Escaping Reality (The Secret Life of Amy Bensen #1)(7)



“You shouted. It scared the heck out of us.”

Shouted? Oh, good grief. Way to not bring attention to yourself, Amy.

“I took a decongestant,” I say, trying to be truly convincing this time. “They make me sleepy and give me nightmares.”

Her lips purse, but her expression quickly softens. “Well, that makes sense. Yes. I can see how that might happen to someone sensitive to medications, but boy oh boy they must have worked you over. We’ve only been in the air fifteen minutes and you were awake when we took off. You were knocked out hard and fast.”

Which isn’t like me. Not on a normal day. Certainly not on a day I feel threatened. “I’m really sorry I scared you,” I offer, attempting a smile that I’m pretty sure never makes it to my lips. “I promise to stay awake the rest of the flight.”

“You don’t have to promise that,” she says, and grins. “But maybe warn us before you go to sleep. We’ll have dinner served in five minutes.”

She rushes away and Liam doesn’t give me time to savor her departure.

“Decongestants?” Liam asks softly, drawing my gaze back to his.

“My ears pop when I fly.” The lie comes easily. I’m back to the me I hate. “And unless you want to confess to drugging me, that’s my story and I’m sticking with it.”

He studies me a bit too carefully for my own good, and something in his eyes has me warm all over and wishing he’d touch me again. “What are you afraid of, Amy?”

You, I want to say. You scare me because you make me want to trust you. I laugh, and it sounds strained even to my own ears. “Godzilla,” I say, confessing the fictional monster I’d feared in childhood, until life had shown me real monsters existed.

If I’d expected his laughter, he doesn’t give it to me. “Godzilla?” he prods, angling his body to block out anyone passing by us, his back to them, his body almost caging mine. The impact of this man’s full attention is overwhelming. My breath turns shallow, and to my utter disbelief, my nipples are tight and achy. I do not respond to men like this. I just…don’t.

“Everyone has a proverbial monster under the bed,” I manage, and thankfully my voice sounds far more steady than I feel. “Godzilla is mine,” I continue. “And hey—at least there weren’t any hippos crossing the road in this nightmare. I’ve had that one a time or two, as well.

Actually, I don’t think the hippos felt like nightmares. Just strange dreams.” Shut up, Amy. Shut up. Why are you telling him anything more than you have to? You never, ever tell more than you have to.

“I won’t try to analyze what the hippos mean,” he comments, and the slight curve to his lips on the words fades away as he adds, “but your monster under the bed sounds more like a skeleton in the closet to me.”

“Fear and a secret are two different things,” I remind him, pointing out the difference in the two phrases.

“Often they come together. A secret that leads to fear in one way, shape, or form.”

Suddenly, my joke feels like an open window to my soul that I desperately want to slam shut. Tension coils in my muscles and I quickly pull my guard into place, turning the tables.

“Sounds like a man who speaks from experience.”

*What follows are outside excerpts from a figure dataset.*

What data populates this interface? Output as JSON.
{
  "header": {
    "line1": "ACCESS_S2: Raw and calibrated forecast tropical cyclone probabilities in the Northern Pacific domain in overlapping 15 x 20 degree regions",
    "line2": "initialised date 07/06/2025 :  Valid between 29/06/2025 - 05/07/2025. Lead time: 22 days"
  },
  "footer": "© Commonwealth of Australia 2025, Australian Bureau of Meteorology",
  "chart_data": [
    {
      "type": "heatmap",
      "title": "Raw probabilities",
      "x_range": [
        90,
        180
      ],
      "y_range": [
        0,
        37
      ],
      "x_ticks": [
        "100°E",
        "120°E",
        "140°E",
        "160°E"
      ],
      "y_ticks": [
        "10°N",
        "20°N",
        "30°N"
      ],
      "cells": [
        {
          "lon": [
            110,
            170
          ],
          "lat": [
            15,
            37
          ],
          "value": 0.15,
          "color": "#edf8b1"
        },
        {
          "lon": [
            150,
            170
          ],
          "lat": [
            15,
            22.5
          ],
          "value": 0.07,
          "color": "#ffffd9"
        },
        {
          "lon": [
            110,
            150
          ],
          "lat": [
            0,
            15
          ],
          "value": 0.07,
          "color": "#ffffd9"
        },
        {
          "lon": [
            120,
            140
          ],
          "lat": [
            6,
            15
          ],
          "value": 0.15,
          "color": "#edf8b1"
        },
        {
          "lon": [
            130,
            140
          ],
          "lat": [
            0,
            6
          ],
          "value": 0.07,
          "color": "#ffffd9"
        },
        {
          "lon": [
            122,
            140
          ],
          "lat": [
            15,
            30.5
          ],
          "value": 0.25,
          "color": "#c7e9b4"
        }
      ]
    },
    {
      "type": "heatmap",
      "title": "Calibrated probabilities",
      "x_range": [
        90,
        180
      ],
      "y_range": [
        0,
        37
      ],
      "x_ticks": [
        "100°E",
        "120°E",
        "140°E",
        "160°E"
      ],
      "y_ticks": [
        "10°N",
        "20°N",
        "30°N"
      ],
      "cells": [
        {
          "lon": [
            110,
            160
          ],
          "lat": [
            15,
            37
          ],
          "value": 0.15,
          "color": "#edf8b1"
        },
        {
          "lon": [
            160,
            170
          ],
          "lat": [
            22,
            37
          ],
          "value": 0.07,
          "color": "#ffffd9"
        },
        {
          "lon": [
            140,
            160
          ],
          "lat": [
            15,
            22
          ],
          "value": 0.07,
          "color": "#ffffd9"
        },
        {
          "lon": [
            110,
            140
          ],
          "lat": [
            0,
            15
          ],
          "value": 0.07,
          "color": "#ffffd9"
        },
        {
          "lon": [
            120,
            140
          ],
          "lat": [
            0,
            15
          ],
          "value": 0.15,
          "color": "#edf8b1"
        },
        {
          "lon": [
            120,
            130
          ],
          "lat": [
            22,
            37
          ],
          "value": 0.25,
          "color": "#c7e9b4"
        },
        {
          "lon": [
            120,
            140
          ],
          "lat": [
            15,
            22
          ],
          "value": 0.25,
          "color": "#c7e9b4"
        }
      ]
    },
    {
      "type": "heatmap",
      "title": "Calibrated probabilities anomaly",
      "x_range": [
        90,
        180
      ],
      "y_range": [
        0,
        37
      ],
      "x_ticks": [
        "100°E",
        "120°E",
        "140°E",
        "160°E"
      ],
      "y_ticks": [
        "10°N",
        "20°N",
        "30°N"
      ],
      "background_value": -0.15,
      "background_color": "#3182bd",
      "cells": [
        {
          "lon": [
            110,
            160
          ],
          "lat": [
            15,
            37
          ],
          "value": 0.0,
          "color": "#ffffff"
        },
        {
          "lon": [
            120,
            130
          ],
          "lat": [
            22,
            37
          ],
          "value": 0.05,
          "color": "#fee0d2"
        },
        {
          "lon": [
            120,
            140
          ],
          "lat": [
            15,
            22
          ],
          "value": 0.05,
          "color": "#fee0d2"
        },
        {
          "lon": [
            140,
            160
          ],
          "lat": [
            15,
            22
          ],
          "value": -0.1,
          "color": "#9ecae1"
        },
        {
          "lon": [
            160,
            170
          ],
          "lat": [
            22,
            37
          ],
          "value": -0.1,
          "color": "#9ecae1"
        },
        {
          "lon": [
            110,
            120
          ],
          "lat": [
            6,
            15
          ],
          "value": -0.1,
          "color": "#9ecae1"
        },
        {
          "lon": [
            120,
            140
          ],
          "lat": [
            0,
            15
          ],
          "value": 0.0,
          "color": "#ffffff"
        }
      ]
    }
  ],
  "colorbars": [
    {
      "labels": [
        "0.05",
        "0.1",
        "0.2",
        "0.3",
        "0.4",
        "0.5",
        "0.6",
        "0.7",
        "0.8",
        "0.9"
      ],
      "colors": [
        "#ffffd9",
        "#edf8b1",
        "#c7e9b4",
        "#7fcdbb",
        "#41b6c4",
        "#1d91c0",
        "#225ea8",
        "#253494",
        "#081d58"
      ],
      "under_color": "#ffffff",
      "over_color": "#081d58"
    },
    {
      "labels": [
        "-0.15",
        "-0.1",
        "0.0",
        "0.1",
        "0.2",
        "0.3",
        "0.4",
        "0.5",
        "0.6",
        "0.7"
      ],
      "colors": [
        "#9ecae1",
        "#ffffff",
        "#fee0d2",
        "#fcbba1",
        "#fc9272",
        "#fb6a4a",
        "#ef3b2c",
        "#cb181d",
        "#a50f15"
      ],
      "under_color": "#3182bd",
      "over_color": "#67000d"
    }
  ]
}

“Yes, well,” he says, a cynical tinge to his voice, “experience isn’t all it’s cracked up to be, now is it?”

I search his eyes and look for the meaning behind his words, but I find nothing. He is unreadable, as guarded as I am on my best day, and I sense that I’ve now glimpsed a little piece of his soul. “What makes you have nightmares, Liam?”

“Nothing.” His answer is short and fast, his tone as unreadable as his face remains.

“Everyone has something that scares them.”

“I own my fear. It doesn’t own me.”

A sound of disbelief slips from my throat. “You make it sound so easy to control fear.” I regret the words that admit my fear the instant I speak them. It’s a mistake I never make, but I’ve made it with him. Liam truly is dangerous.

His gaze lowers to my mouth, lingering there and sending a tingling sensation down my neck and over my breasts, before slowly lifting. “Maybe you haven’t had the right teacher, Amy.”

What did that even mean, and why did it create an acute throb between my legs? I’m spiraling out of control and my defenses bristle. “I didn’t say I needed a teacher.”

“You didn’t say you didn’t, either.”

“Dinner is served,” the flight attendant announces, and neither of us looks at her.

“I don’t,” I say, and now I’m the one who isn’t sure if I’m trying to convince him or me.

My heart is racing. Why is my heart racing?

His lips quirk. “If you say so.”

“Dinner is served,” the flight attendant repeats, sounding a little anxious.

“I do say so,” I assure him, cutting my gaze and lowering my tray to have my chicken dinner immediately placed on top of it.

The flight attendant leaves us alone and I don’t look at Liam. I have this sense that if I do, he’ll see more of me than I see myself. As it is, I’m letting him see things I shouldn’t have. This banter between us has to stop.